ML

Chapter 1 Definitions

Individual: An object described in a set of data. Individuals can be people, animals, or things

Variable: An attribute that can take different values for different individuals

Categorial variable: Assigns labels that place each individual into a particular group, called a category

Quantitative variable: Takes number values that are quantities----counts or measurements

Univariate Data: If we only take one measurement on each object

Bivariate data: Two measurements on each object

Discrete variables: These result from counting something. A quantitative variable that takes a fixed set of possible values with gaps between them.

Continuous variables: It results from measuring something. A quantitative variable that can take any value in an interval on the number line.

Distribution: This tells us what values the variable takes and how often it takes those values

Frequency table: Shows the number of individuals having each value. The frequency of a value is the number of times that observation occurs.

Relative frequency table: Shows the proportion or percent of individuals having each value. The relative frequency of a value is the ratio of the frequency to the total number of observations.

Cumulative Frequency: It gives the number of observations less than or equal to a specified value.

Frequency Distribution Table: A table giving all possible values of a variable and its frequencies.

Bar Graph: It shows each category as a bar. The heights of the bars show the category frequencies or relative frequencies. They display categorical data and will have space between each other.

Pie chart: It shows each category as a slice of the pie. The area of the slices is proportional to the category frequencies or relative frequencies. They also display amounts and frequencies in a set of data.

Two-way table:  It is a table of counts that summarizes data on the relationship between two categorical variables for some group of individuals.

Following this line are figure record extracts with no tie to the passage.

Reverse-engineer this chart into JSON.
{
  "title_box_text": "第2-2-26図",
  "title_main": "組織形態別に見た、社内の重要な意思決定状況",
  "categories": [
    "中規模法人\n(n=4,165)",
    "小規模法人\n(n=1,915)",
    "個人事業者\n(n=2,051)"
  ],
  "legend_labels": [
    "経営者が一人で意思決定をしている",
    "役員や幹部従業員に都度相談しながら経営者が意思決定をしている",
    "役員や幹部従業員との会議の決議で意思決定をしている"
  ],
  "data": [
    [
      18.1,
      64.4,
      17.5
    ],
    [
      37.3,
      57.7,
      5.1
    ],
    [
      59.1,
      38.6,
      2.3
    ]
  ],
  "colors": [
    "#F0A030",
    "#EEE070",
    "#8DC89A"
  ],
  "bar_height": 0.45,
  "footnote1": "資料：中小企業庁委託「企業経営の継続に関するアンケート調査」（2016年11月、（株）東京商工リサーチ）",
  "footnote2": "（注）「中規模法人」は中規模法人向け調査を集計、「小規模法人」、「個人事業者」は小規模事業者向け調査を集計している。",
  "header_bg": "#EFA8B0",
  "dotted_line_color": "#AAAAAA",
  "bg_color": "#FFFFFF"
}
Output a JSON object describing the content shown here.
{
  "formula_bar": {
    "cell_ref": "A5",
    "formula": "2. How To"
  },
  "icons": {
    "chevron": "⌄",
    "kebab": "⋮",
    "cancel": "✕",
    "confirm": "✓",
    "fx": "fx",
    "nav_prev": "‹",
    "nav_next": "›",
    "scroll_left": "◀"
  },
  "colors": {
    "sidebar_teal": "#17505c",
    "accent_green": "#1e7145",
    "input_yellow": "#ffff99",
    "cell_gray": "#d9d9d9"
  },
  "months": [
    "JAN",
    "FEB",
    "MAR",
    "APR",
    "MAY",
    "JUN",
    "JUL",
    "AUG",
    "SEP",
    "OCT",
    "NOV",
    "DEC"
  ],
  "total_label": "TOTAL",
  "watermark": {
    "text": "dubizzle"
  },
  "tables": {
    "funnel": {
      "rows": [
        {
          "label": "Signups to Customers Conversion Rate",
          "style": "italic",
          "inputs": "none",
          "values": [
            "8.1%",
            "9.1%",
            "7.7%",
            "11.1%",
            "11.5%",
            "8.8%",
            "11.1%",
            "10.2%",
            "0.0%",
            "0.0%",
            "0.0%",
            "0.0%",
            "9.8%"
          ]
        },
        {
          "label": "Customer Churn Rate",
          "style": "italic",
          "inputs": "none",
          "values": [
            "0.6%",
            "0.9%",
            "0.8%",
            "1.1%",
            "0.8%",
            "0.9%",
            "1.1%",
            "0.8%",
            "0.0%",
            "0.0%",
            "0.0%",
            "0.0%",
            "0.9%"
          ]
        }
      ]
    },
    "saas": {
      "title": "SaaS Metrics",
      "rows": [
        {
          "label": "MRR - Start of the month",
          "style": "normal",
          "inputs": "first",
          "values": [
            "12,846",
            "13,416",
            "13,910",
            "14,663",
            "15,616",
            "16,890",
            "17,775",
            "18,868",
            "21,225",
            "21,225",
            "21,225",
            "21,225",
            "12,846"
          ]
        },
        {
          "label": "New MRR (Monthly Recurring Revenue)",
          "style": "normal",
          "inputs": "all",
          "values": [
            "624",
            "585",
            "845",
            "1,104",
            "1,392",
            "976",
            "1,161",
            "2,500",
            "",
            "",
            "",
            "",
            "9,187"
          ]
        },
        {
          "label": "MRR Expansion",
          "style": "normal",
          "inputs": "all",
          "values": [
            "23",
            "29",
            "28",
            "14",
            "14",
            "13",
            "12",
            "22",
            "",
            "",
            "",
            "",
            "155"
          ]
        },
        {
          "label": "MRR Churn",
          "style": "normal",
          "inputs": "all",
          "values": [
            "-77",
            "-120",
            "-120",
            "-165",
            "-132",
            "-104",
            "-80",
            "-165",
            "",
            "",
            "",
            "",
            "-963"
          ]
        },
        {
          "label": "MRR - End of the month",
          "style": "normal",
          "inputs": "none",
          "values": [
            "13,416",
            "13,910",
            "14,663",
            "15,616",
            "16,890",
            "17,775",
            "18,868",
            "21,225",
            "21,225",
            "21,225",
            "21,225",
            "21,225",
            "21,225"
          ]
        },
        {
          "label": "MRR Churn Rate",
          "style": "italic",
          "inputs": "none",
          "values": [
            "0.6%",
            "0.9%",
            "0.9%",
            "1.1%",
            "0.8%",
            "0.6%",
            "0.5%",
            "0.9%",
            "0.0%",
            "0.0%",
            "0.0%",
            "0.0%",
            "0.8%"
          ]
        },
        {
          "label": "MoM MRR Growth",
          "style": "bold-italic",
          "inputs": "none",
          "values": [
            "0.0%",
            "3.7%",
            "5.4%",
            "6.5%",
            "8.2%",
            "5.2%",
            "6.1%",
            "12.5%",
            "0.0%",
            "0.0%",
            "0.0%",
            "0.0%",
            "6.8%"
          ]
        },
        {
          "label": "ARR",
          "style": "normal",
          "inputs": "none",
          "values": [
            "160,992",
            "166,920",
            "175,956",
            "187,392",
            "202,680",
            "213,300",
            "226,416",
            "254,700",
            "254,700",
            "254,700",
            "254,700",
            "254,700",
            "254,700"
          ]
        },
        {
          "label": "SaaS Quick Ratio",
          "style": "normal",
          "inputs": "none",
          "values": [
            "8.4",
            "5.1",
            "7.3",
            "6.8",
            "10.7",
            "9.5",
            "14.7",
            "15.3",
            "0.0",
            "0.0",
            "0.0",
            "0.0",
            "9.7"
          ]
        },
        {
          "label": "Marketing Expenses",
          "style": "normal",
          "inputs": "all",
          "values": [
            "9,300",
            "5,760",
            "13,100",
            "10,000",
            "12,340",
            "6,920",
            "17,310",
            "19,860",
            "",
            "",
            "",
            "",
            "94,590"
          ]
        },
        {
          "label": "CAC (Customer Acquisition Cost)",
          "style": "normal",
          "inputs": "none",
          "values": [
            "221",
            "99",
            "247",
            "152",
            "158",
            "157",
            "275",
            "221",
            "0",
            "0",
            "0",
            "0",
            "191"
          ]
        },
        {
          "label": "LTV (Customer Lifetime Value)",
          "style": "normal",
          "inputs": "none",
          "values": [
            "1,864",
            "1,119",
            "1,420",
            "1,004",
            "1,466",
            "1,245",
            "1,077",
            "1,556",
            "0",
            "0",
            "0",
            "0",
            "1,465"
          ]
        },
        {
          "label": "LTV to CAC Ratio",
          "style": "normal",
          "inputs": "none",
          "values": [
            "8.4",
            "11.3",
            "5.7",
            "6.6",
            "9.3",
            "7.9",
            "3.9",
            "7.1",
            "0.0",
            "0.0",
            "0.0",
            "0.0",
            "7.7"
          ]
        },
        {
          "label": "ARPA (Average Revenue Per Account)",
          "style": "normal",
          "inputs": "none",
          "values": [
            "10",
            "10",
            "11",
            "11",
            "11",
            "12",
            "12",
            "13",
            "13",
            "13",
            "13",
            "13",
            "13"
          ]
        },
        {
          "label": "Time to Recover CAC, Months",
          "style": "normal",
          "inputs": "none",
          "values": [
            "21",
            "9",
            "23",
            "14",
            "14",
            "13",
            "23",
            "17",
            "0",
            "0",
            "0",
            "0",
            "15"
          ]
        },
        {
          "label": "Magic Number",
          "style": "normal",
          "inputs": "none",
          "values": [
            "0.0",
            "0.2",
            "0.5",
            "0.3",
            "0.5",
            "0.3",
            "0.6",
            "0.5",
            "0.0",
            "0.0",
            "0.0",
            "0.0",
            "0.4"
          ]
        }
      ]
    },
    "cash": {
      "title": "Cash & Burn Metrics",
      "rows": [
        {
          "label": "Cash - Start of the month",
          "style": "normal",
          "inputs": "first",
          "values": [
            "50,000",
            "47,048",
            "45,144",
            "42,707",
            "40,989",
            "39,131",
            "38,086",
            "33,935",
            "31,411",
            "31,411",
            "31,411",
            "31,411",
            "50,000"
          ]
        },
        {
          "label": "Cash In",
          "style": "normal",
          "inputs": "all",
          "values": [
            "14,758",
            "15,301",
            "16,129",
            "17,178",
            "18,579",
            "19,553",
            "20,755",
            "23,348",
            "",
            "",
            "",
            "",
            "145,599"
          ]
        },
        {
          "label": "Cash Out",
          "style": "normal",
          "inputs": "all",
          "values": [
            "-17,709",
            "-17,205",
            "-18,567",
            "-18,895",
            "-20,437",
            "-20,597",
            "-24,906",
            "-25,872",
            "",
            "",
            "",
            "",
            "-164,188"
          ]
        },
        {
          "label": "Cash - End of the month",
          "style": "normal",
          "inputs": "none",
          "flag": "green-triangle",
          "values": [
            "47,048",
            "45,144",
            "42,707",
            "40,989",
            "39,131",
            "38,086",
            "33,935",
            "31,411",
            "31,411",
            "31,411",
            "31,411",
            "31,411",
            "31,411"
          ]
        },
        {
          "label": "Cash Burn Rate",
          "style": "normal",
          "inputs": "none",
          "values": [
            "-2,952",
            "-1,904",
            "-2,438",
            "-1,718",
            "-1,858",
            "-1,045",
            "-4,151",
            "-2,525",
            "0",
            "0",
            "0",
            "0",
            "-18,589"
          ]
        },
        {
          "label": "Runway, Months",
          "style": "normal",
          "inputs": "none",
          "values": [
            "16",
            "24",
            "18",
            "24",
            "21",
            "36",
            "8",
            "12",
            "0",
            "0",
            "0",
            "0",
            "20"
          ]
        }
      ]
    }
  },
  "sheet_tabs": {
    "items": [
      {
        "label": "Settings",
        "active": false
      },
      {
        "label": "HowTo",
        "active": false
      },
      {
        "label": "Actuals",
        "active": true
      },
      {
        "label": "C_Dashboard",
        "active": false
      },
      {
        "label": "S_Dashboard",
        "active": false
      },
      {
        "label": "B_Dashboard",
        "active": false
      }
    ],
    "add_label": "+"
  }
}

Marginal Relative Frequency: It gives the percent or proportion of individuals that have a specific value for one categorical variable

Joint Relative Frequency: It gives the percent or proportion of individuals that have a specific value for one categorical variable and a specific value for another categorical variable

Conditional Relative Frequency: It gives the percent or proportion of individuals that have a specific value for a categorical variable among individuals who share the same value of another categorical variable

Side by Side Bar Graph: It displays the distribution of a categorical variable for each value of another categorical variable. The bars are grouped based on the values of one of the categorical variables and placed side by side

Segmented Bar Graph: It displays the distribution of a categorical variable as segments of a rectangle, with the area of each segment proportional to the percent of individuals in the corresponding category.

Mosaic Plot: A modified segmented bar graph in which the width of each rectangle is proportional to the number of individuals in the corresponding category

Association: There is an association between two variables if knowing the value of one variable helps us predict the value of the other variable. If knowing the value of one variable does not help us predict the value of the other, then there is no association between the variables.